Using a community-based approach to map erosion sites in the city of Pemba

December 9, 2021

 

Erosion sites in Pemba, Mozambique. Photo: UNDP Mozambique.

 

Understanding the impact of erosion in Pemba

Erosion is one of the most pressing environmental issues caused by, among other factors, frequent climate-related events such as cyclones and floods, as well as human activity.

In Pemba, a small coastal city located in the North of Mozambique with approximately 200 000 inhabitants, it is destroying the livelihoods of local communities, beginning to reach a level at which it threatens public infrastructures like roads, schools, and hospitals, as well as vast residential areas.

In this context, the Acc Lab Mozambique began to design a series of activities where it explored approaches to assess the extent and causes of erosion using participatory mapping methodologies.
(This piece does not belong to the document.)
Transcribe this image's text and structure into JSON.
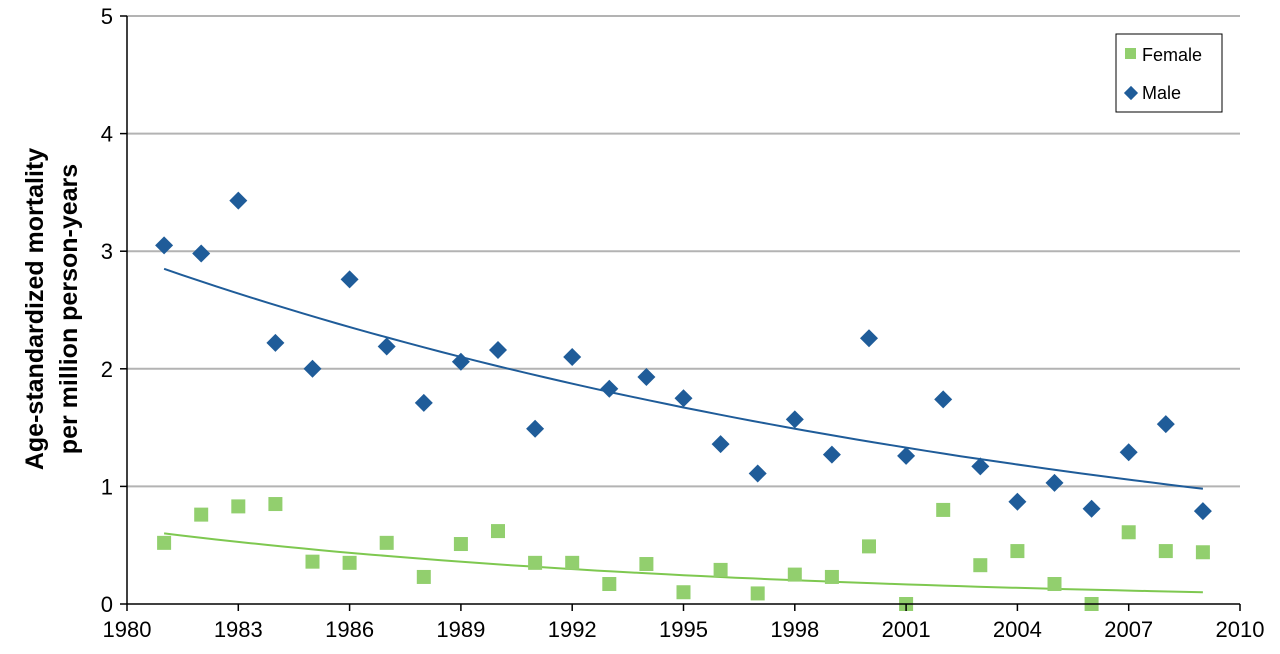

By combining methodologies from natural and social sciences, the Acc Lab intends to both produce data that can be utilized by policy-decision makers, as well as draw in local communities and begin to instill in them knowledge and a sense of accountability regarding human actions that have an impact on erosion.

The Acc Lab sees forecasting erosion as one of the key pillars in urban planning and disaster risk preparedness. In working to strengthen this pillar, and in line with the national Master Plan for Disaster Risk Reduction, we hope to ensure local government and community structures have the correct information to make decisions on territorial planning, capacity building, risk prevention and corrective interventions.

Driving community ownership of the erosion problem and its solutions
 

Community participation is a growing topic of discussion and exploration in risk and disaster management. In the case of subjects like erosion, the argument is that interdisciplinary methods involving local communities can support, and are perhaps becoming essential, to mapping and understanding its extent and causes, which then can be used to implement solutions and preventive measures.

In order to explore this, the Acc Lab Mozambique proposes to bring together technical experts, local government and affected communities to assess, plan, design and eventually implement strategies for erosion reduction and prevention. Along the way, we hope to explore methodologies to scale-up solutions from grass roots and scale down from government institutions and scientific communities in order to enhance cooperation.

Our preliminary research has shown that coordination and knowledge sharing between these 3 stakeholders is critical to developing a deeper awareness of the underlying causes and effects of erosion. In Pemba, some concrete examples of unsuccessful one-sided initiatives were a tree planting campaign along the beachfront that was ineffective after local communities removed the trees for personal use. Similarly, local community’s construction of non-authorized residential and commercial buildings in protected areas leaves vast extents of soil exposed to wind and water erosion, subsequently leaving these same communities in danger.

Building on our assumption that all three stakeholders need to participate, and that community interventions play a key role in landscape restoration, the Acc Lab proposes that this collaborative mapping exercise be used as a steppingstone to understand how community activities can actually be coordinated on the field. In regard to this, we intend to explore questions such as:

·       What partnerships need to be created to ensure projects long term success?

·       What obstacles and opportunities need to be considered to guarantee community participation and ownership of the process?

·       How and to whom should information be disseminated?

·       How to incentivize continuous involvement and application of lessons learnt?

Designing and implementing a combined methodology

When designing the activity, the Acc Lab combined methodologies from the fields of natural and social sciences. Acknowledging that this is a complex assessment, our layered approach hopes to allocate the appropriate levels of responsibility and complexity to the tasks executed by the various stakeholders.

Datasets from local institutions and international repositories will be evaluated and collated by an erosion specialist, who will also be responsible for designing the methodology to be used by local students and community members collecting erosion related data on the ground. Parallel to this, a local organization will train municipal technical teams and local communities on the use of smart phones and open-source dashboards for mapping and monitoring of erosion in the region. Lastly, a multistakeholder design sprint will serve as an opportunity to map top-down and bottom-up solutions, and explore feasible implementation plans that all parties can commit to.

This multi-pronged approach intends to ensure that the activity both has the scientific rigor needed for the mapping exercise to be used as a reference document, while simultaneously educating local communities on erosion causing factors and monitoring methodologies. In the end, a successful intervention would allow us to deliver the following:

·       creating a database, accessible to both government and civil society, in which the most updated erosion information is displayed.

·       create a mapping activity that simultaneously collects data and educates local communities on causing factors and resulting effects of erosion.

·       develop, alongside local communities and government, small scale interventions with the potential to be scaled up and counteract erosion extent in the region.

Moving forward, and as the activity continues to evolve, we hope to demonstrate how community participation- in this particular case, community mapping- can be an efficient complementary product to scientific planning, thus filling up the current collaboration gap between scientists, communities, and government (policy decision-makers).